Note that I've changed the Alg::calc routines to return the
init_value_t type instead of value_t, to avoid having to
introduce explicit byte-swapping calls to init_le16/32/64 in
many places. (This way, the byte-swapping happens implicitly
at the very end, wher the init_value_t value is assigned via
a value_t pointer.)
include: Fix new-style encoding routines on big-endian
The new-style encoding routines (denc.h) are broken on big-endian
systems. While there is a lot of infrastucture in place to
recognize data types that need to be byte-swapped during encoding
and decoding on big-endian systems, nothing is actually ever swapped.
Fixed by using ceph_le16/32/64 instead of __le16/32/64 (which are
no-ops outside of kernel code).
include: Simplify usage of init_le16/32/64 routines
These routines currently just return plain __u16/32/64. This patch
changes them to return ceph_le16/32/64 types instead. This has a
number of benefits, in particular it allows the routines to now be
used to directly initialize variables of ceph_le16/32/64 type, as
one would expect from the names of those routines.
This doesn't make much of a difference in the current code base,
but it simplifies future patches to fix endian issues.
include: Endian fix for shared kernel/user headers
Endian swapping is done differently in kernel space vs. user space,
but a few header files are shared between those two user cases.

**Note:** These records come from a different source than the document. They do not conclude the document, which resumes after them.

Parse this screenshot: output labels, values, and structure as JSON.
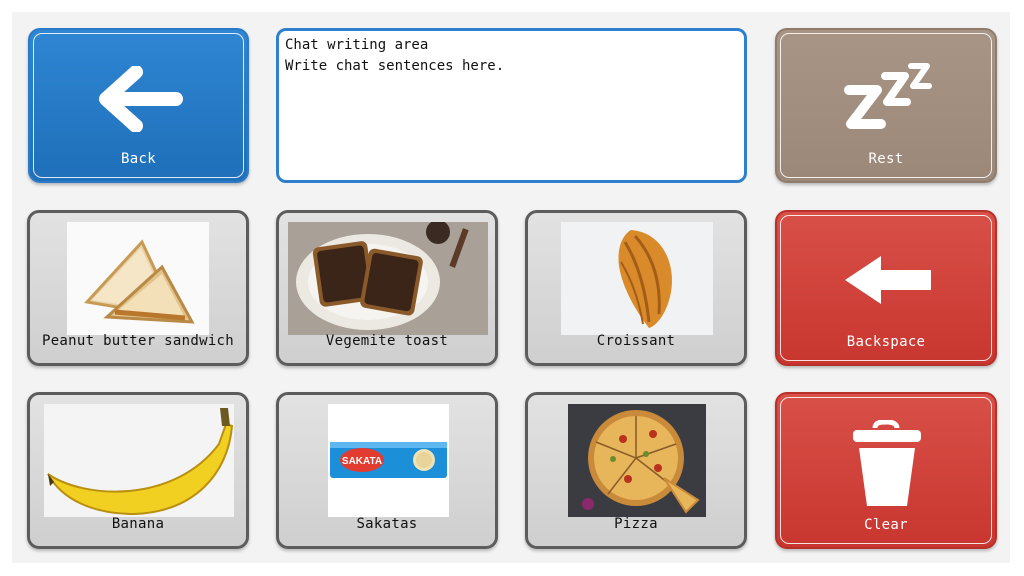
{
  "nav": {
    "back_label": "Back",
    "rest_label": "Rest",
    "backspace_label": "Backspace",
    "clear_label": "Clear"
  },
  "chat": {
    "line1": "Chat writing area",
    "line2": "Write chat sentences here."
  },
  "items": [
    {
      "label": "Peanut butter sandwich",
      "icon": "sandwich-image"
    },
    {
      "label": "Vegemite toast",
      "icon": "toast-image"
    },
    {
      "label": "Croissant",
      "icon": "croissant-image"
    },
    {
      "label": "Banana",
      "icon": "banana-image"
    },
    {
      "label": "Sakatas",
      "icon": "sakatas-image"
    },
    {
      "label": "Pizza",
      "icon": "pizza-image"
    }
  ],
  "sakatas_pack_text": "SAKATA",
  "colors": {
    "back": "#2f86d3",
    "rest": "#a89585",
    "danger": "#d0433c",
    "food_tile": "#d8d8d8"
  }
}
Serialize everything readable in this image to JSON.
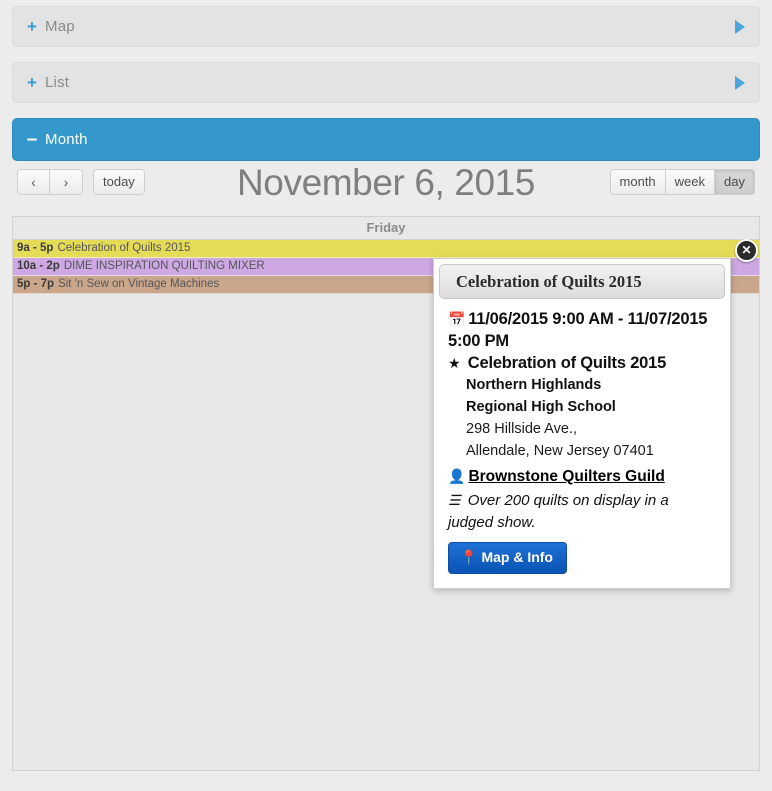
{
  "accordion": {
    "panels": [
      {
        "label": "Map",
        "sign": "+",
        "state": "collapsed",
        "arrow": "chevron-right-icon"
      },
      {
        "label": "List",
        "sign": "+",
        "state": "collapsed",
        "arrow": "chevron-right-icon"
      },
      {
        "label": "Month",
        "sign": "–",
        "state": "expanded"
      }
    ]
  },
  "toolbar": {
    "prev_label": "‹",
    "next_label": "›",
    "today_label": "today",
    "views": [
      {
        "label": "month",
        "active": false
      },
      {
        "label": "week",
        "active": false
      },
      {
        "label": "day",
        "active": true
      }
    ]
  },
  "calendar": {
    "title": "November 6, 2015",
    "day_header": "Friday",
    "events": [
      {
        "time": "9a - 5p",
        "title": "Celebration of Quilts 2015",
        "color": "#e4dc57"
      },
      {
        "time": "10a - 2p",
        "title": "DIME INSPIRATION QUILTING MIXER",
        "color": "#cda8e3"
      },
      {
        "time": "5p - 7p",
        "title": "Sit 'n Sew on Vintage Machines",
        "color": "#caa68a"
      }
    ]
  },
  "popup": {
    "header": "Celebration of Quilts 2015",
    "date_icon": "calendar-icon",
    "date_range": "11/06/2015 9:00 AM - 11/07/2015 5:00 PM",
    "star_icon": "star-icon",
    "event_name": "Celebration of Quilts 2015",
    "venue_line1": "Northern Highlands",
    "venue_line2": "Regional High School",
    "address_line1": "298 Hillside Ave.,",
    "address_line2": "Allendale, New Jersey 07401",
    "person_icon": "person-icon",
    "organizer": "Brownstone Quilters Guild",
    "description_icon": "list-icon",
    "description": "Over 200 quilts on display in a judged show.",
    "map_button_label": "Map & Info",
    "map_button_icon": "location-pin-icon",
    "close_label": "✕",
    "accent_color": "#0a52b5"
  }
}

Current code attempts to handle this by re-defining __le16/32/64
before pulling those headers into user space, but this is not
consistenly done: when ceph_fs.h is included via types.h, the
redefinition happens, but when ceph_fs.h is directly included,
the redefinition does not happen.
Fix this by performing the same redefinition directly *in* those
shared headers, when included by user space.
Note that the redefines where also in effect for rbd_types.h,
which is *not* shared with the kernel, so in the file I'm simply
replacing __le16/32/64 with ceph_le16/32/64 in-line.
Also note that it is now no longer possible to include any of
the three files using the redefined macros in C code (as they
make use of C++ features). However, this currently happens in
exactly one file, src/mds/locks.c, which only uses a few CEPH_CAP_...
constants from the header. To fix this, I've simply duplicated
those definitions, which are unchangeable ABI constants anyway.